On top of this, they reported that HMRC estimates that the extra paperwork involved in these checks will cost UK importers and exporters an additional £7.5bn per year.

These are just the latest entries in a long list of how Brexit is hitting the UK economy and public finances, so we thought it was time for an explainer.

Now, counting the cost of Brexit could fill a library but here are the answers to all the headline questions: What is Brexit costing us? What impact is it having on businesses, consumers and public services? And is there any way to undo the damage?

What is the cost of Brexit so far?

Ultimately, there is almost no way for us to know the true cost of Brexit. For example, we will never know exactly how many international companies decided to pass on the UK for investment because we are now outside the largest single market in the world or which emerging UK musician wasn't given the opportunity to tour in Europe after freedom of movement ended. 

However, academics and financial institutions have modelled the impact based on how the UK has performed relative to similar economies. They have calculated the annual cost per year both to the UK economy and to the public money for things like the NHS and schools. 

What is the cost of Brexit to the UK economy?

Analysis  by American bank Goldman Sachs published in February 2024  found that Brexit is directly responsible for the UK economy growing 5% less since the vote in 2016. Bank of England policymaker Jonathan Haskel as said that’s around £1,000 per household. 

What is the cost of Brexit to UK public finances?

The size of the economy directly impacts the amount of money the Government has to spend on public services. Analysis from the Centre for European Reform found that between 2021 and 2022, the shortfall in economic performance led to a shortfall in tax revenue worth around £40billion.

Did Brexit cause the cost of living crisis?

Brexit did not cause the cost of living crisis but it almost certainly made it worse for people living in the UK.  Countries around the world saw high inflation following the Covid pandemic and invasion of Ukraine, but researchers from the London School of Economics found that the additional paperwork from Brexit on food products means the typical UK household is paying an additional £250 per year for their groceries. Food inflation was one of the key drivers of the cost of living crisis.

How has Brexit impacted businesses?

Brexit has created countless issues impacting almost every sector in the UK economy. It has led to job losses in some and labour shortages in others. Uncertainty about new rules and new trade deals has increased costs and reduced investment. 
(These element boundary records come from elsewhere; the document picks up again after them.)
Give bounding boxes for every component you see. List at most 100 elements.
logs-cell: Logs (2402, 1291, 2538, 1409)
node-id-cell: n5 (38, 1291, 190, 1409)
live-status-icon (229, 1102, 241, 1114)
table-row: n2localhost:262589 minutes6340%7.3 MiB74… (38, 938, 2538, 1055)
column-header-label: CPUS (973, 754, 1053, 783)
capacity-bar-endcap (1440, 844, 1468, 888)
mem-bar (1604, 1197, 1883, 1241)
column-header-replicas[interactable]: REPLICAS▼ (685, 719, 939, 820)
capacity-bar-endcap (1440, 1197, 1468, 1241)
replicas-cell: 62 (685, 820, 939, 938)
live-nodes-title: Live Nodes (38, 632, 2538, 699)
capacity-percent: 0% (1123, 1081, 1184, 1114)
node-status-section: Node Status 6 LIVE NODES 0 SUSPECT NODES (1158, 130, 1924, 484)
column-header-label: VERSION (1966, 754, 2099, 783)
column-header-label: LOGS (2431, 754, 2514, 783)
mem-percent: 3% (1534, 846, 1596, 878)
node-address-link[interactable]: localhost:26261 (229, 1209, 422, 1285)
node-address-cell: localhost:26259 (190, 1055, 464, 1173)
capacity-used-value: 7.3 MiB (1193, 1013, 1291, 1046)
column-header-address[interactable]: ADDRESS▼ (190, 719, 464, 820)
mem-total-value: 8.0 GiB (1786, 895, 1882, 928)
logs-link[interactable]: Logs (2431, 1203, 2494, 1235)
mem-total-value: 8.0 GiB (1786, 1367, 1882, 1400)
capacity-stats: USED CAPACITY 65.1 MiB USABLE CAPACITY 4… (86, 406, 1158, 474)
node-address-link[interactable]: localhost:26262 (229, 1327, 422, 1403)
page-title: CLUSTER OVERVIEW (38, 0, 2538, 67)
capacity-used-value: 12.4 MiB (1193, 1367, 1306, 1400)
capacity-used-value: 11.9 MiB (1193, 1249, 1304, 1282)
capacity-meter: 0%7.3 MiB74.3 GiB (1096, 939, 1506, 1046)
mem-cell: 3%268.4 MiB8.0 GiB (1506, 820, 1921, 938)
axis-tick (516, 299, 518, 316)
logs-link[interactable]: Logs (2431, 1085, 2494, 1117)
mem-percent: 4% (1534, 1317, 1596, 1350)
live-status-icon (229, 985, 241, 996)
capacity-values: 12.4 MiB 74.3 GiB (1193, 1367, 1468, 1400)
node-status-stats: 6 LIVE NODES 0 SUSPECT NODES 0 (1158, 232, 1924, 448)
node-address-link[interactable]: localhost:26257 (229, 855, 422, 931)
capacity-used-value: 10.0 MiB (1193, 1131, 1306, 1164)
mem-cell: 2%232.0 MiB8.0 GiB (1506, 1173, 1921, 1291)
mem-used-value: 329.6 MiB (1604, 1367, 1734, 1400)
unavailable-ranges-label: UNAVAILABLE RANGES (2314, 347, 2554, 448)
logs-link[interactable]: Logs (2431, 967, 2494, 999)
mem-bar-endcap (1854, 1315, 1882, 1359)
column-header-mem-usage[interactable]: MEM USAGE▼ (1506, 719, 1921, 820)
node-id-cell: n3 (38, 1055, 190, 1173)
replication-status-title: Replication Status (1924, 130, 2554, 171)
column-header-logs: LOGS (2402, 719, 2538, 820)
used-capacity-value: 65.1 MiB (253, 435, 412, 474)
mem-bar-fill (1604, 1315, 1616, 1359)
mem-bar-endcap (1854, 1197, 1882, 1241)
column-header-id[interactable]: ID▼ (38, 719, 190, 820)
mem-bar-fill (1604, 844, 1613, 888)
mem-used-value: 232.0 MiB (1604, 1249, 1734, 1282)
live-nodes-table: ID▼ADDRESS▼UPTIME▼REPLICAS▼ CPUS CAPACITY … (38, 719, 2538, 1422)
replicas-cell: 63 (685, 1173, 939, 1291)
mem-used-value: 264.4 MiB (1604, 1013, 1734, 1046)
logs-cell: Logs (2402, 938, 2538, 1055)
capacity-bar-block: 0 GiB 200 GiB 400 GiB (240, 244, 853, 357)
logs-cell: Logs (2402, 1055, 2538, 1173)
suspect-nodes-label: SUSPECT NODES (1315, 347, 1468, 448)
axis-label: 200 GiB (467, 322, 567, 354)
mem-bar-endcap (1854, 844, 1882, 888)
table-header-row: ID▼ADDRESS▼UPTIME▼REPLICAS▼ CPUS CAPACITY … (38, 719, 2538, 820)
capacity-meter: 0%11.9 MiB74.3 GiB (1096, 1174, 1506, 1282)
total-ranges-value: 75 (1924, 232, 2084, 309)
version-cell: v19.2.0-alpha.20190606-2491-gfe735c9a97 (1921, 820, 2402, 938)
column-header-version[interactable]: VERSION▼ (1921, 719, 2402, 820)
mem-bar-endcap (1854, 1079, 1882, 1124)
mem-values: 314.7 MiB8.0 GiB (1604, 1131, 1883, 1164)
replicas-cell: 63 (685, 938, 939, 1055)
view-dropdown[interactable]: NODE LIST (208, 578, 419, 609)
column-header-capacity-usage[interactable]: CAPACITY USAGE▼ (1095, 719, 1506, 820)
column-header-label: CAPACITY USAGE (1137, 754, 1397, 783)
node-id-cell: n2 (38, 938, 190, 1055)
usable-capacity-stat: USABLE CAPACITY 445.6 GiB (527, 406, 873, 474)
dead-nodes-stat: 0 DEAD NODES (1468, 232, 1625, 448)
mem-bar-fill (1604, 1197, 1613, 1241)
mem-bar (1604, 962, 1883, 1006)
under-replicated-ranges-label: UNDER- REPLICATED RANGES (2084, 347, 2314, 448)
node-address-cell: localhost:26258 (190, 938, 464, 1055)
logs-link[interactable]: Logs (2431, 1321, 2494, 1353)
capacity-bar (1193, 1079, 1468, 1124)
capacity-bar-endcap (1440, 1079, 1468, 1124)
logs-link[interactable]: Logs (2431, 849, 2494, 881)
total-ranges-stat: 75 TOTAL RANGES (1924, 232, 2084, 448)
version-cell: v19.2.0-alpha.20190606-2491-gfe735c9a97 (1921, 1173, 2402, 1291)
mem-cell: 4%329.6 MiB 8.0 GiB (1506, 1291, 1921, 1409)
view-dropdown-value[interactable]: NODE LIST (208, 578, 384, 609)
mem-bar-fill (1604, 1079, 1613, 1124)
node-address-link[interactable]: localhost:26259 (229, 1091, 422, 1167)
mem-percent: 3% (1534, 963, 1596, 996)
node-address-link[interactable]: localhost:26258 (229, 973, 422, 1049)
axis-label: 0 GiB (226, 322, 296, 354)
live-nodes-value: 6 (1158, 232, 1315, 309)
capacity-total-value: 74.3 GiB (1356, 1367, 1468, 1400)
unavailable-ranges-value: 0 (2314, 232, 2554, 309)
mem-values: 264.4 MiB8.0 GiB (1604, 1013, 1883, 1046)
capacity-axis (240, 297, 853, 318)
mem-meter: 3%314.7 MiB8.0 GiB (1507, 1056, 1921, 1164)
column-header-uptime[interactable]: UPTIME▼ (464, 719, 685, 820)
The UK Trade and Business Commission of industry leaders and MPs from all parties undertook the most comprehensive, insightful, in-depth assessment of post Brexit trading conditions via sector by sector live evidence sessions.

How has Brexit impacted public services?

Along with the shortfall in public finances following Brexit, meaning less money for public services, Brexit has had a significant impact on the UK’s ability to retain vital public sector workers. For example, following the Brexit vote more than 4,000 European doctors working in the NHS decided to leave according to analysis by the Nuffield Trust health thinktank .

What are the benefits of Brexit?

Few if any and certainly nowhere commensurate to its negative impacts. Contrary to what was promised in the 2016 referendum, proponents of Brexit have since suggested that the economic benefits of Brexit could take as long as 50 years to materialise.

How do we fix the damage of Brexit?

Fixing the problems Britain faces after Brexit will be the work of many years but Best for Britain helped is campaigning for 114 evidence based recommendations that can begin to repair some of the damage. They include things like beneficial regulatory alignment and a reciprocal Youth Mobility Scheme.  Some of our recommendations have already been adopted such as the reentry of the UK into the Horizon Europe funding programme for research and innovation.